In 1537 the eighteen-year-old Cosimo Medici inherits the dukedom of Tuscany and with it the many riches of his Medici ancestors. In one of his villas a magical painting, hidden in storage for more than forty years, is discovered and arouses Cosimo's curiosity. The painting depicts the goddess Venus, "who hath no mortal face", rising from the sea and floating to shore on a giant shell. The young duke yearns to know more about the painter, Sandro Botticelli, who created this masterpiece for Cosimo's great uncle. Cosimo seeks out the ageing Alessandra Lippi, the woman purported to be the model for the Venus and for Botticelli's many spectacular Madonnas. He finds her on a small estate outside of Florence and, after speaking to him of her colourful youth as the goddaughter of Botticelli, she bequeaths to Cosimo the memoirs she kept secret along with her unrequitted love for the master painter. This novel brings to life the artistic and political turmoil of fifteenth-century Florence through the stories of Alessandra Lippi. At the centre of her narration, Alessandra follows Botticelli's career and reveals the mystery and controversy surrounding the celebrated "Birth of Venus".

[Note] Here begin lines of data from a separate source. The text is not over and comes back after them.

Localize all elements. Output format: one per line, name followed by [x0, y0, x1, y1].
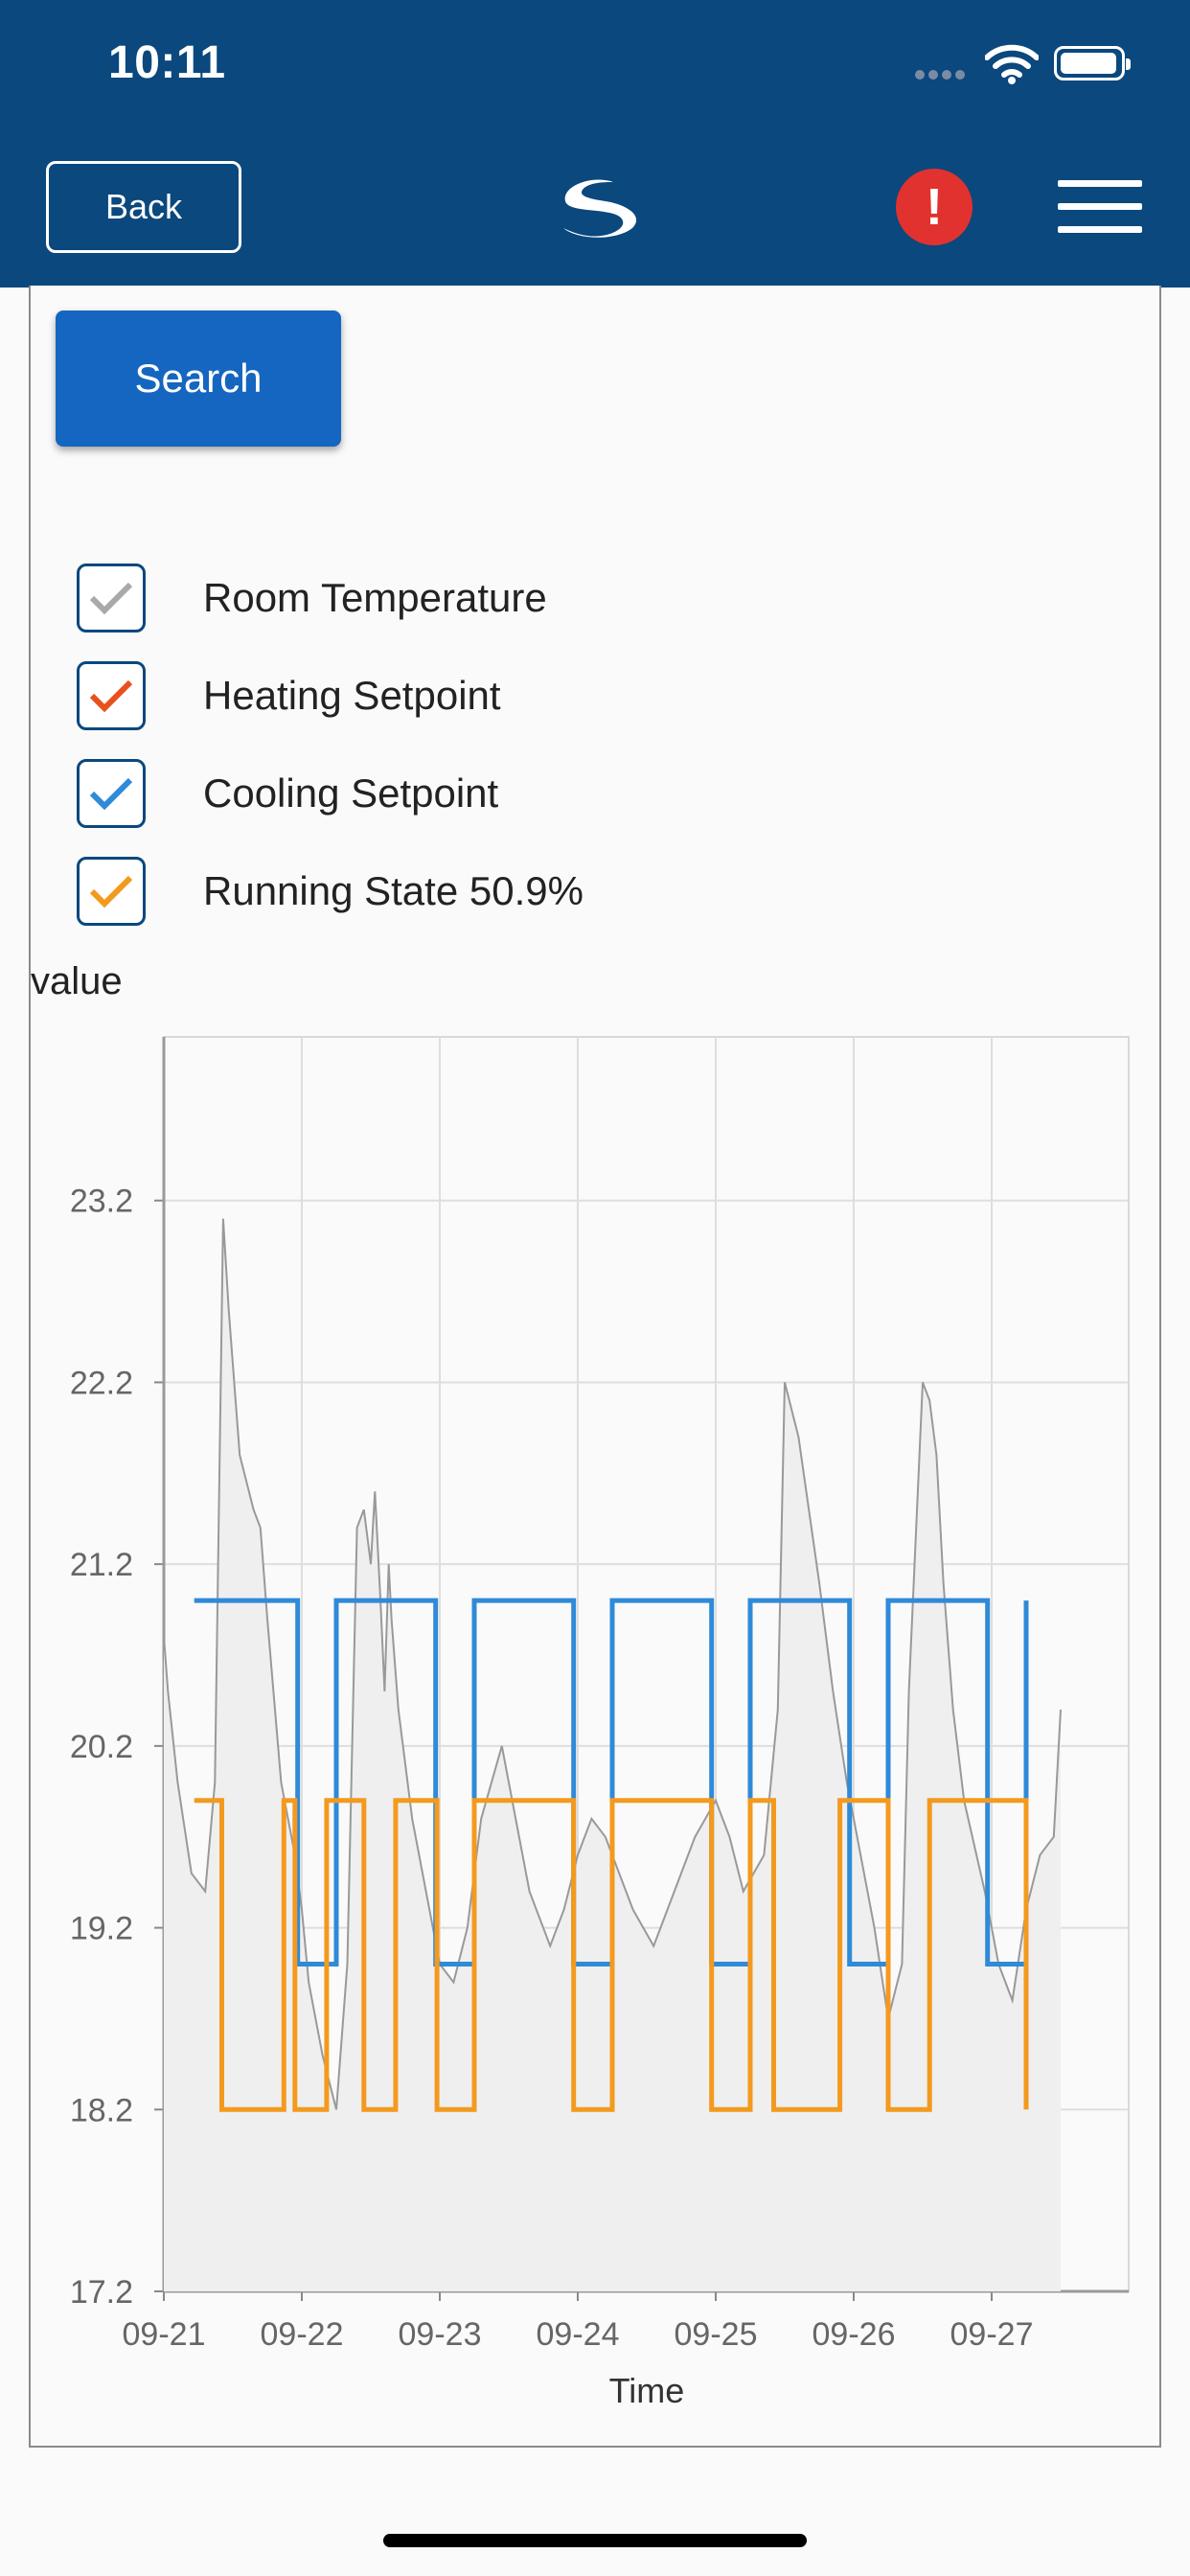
x-tick-label: 09-23	[399, 2316, 482, 2353]
y-tick-label: 22.2	[70, 1365, 133, 1401]
x-tick-label: 09-27	[950, 2316, 1034, 2353]
y-tick-label: 23.2	[70, 1184, 133, 1220]
cooling-setpoint-checkbox[interactable]	[77, 759, 146, 828]
cooling-setpoint-line	[194, 1598, 1029, 1966]
x-tick-label: 09-25	[675, 2316, 758, 2353]
legend-label: Room Temperature	[203, 575, 547, 620]
y-tick-label: 18.2	[70, 2092, 133, 2128]
room-temperature-line	[163, 1218, 1062, 2110]
status-time: 10:11	[108, 37, 226, 88]
running-state-checkbox[interactable]	[77, 857, 146, 926]
hamburger-menu-icon[interactable]	[1058, 180, 1142, 234]
back-button[interactable]: Back	[46, 161, 241, 253]
check-icon	[89, 777, 133, 811]
battery-icon	[1054, 46, 1131, 80]
legend-label: Heating Setpoint	[203, 673, 501, 718]
home-indicator	[383, 2534, 807, 2547]
room-temperature-area	[164, 1218, 1061, 2291]
x-tick-label: 09-26	[812, 2316, 896, 2353]
room-temperature-checkbox[interactable]	[77, 564, 146, 632]
legend-item-heating-setpoint[interactable]: Heating Setpoint	[77, 661, 501, 730]
alert-icon[interactable]: !	[896, 169, 973, 245]
check-icon	[89, 582, 133, 615]
cellular-signal-icon	[915, 67, 969, 84]
y-tick-label: 19.2	[70, 1911, 133, 1947]
legend-label: Running State 50.9%	[203, 868, 584, 913]
running-state-line	[194, 1798, 1029, 2112]
app-header: 10:11 Back !	[0, 0, 1190, 288]
y-axis-title: value	[31, 960, 123, 1002]
wifi-icon	[985, 44, 1039, 84]
legend-item-running-state[interactable]: Running State 50.9%	[77, 857, 584, 926]
brand-logo-icon	[563, 179, 637, 238]
check-icon	[89, 679, 133, 713]
x-tick-label: 09-24	[537, 2316, 620, 2353]
x-tick-label: 09-21	[123, 2316, 206, 2353]
search-button[interactable]: Search	[56, 310, 341, 447]
x-tick-label: 09-22	[261, 2316, 344, 2353]
legend-item-cooling-setpoint[interactable]: Cooling Setpoint	[77, 759, 498, 828]
history-chart: 17.2 18.2 19.2 20.2 21.2 22.2 23.2 09-21 09-22 09…	[70, 1036, 1130, 2410]
legend-label: Cooling Setpoint	[203, 770, 499, 816]
y-tick-label: 21.2	[70, 1547, 133, 1583]
legend-item-room-temperature[interactable]: Room Temperature	[77, 564, 547, 632]
check-icon	[89, 875, 133, 908]
y-tick-label: 20.2	[70, 1729, 133, 1765]
x-axis-title: Time	[609, 2371, 685, 2410]
heating-setpoint-checkbox[interactable]	[77, 661, 146, 730]
y-tick-label: 17.2	[70, 2274, 133, 2311]
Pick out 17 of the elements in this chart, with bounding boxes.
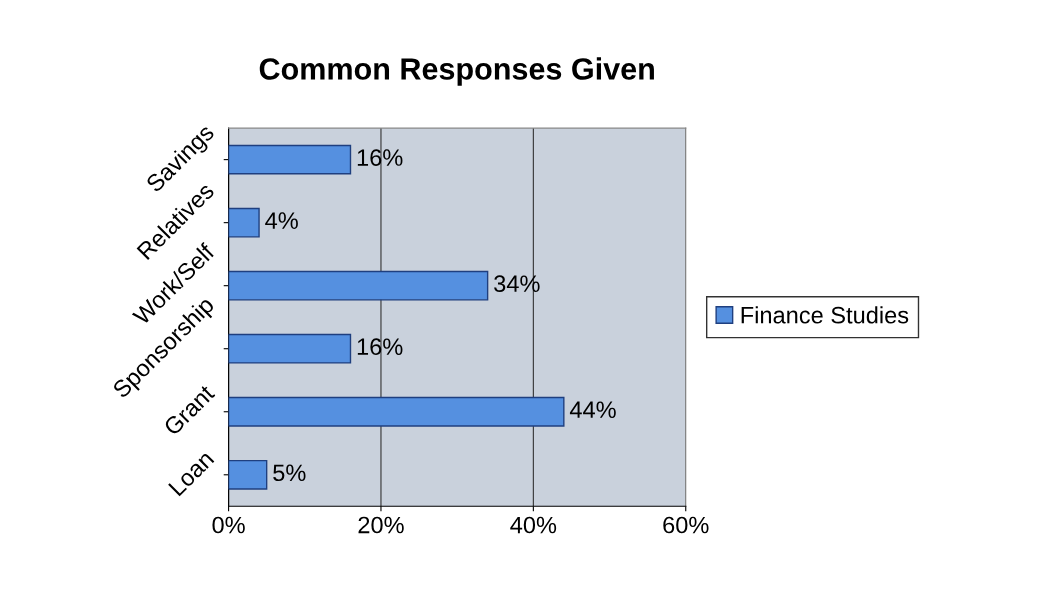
data-label: 4% (265, 212, 298, 229)
chart-title: Common Responses Given (259, 57, 654, 86)
bar (228, 459, 268, 490)
x-tick-label: 20% (358, 516, 404, 534)
data-label: 5% (273, 464, 306, 482)
data-label: 44% (569, 401, 616, 418)
bar (228, 207, 260, 238)
bar (228, 333, 352, 364)
bar (228, 144, 352, 175)
bar (228, 270, 489, 301)
x-tick-label: 0% (212, 516, 245, 534)
x-tick-label: 40% (510, 516, 557, 534)
data-label: 16% (357, 338, 403, 356)
legend-label: Finance Studies (741, 306, 909, 324)
data-label: 16% (357, 149, 403, 166)
x-tick-label: 60% (663, 516, 709, 534)
bar (228, 396, 565, 427)
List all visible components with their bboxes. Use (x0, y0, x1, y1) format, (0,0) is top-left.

Alessandra speaks of a time of artistic glory that Cosimo hopes to return to Florence. But it is also a time of scandal and violence offset only by the definitive image of love and beauty that Botticelli unknowingly created for the next five centuries to come.
Carolyn Street LaFond received her bachelor and masters degrees from the University of Washington, Seattle. She now writes short fiction and teaches Italian and French in Olympia, Washington, where she lives with her family. This is her first novel.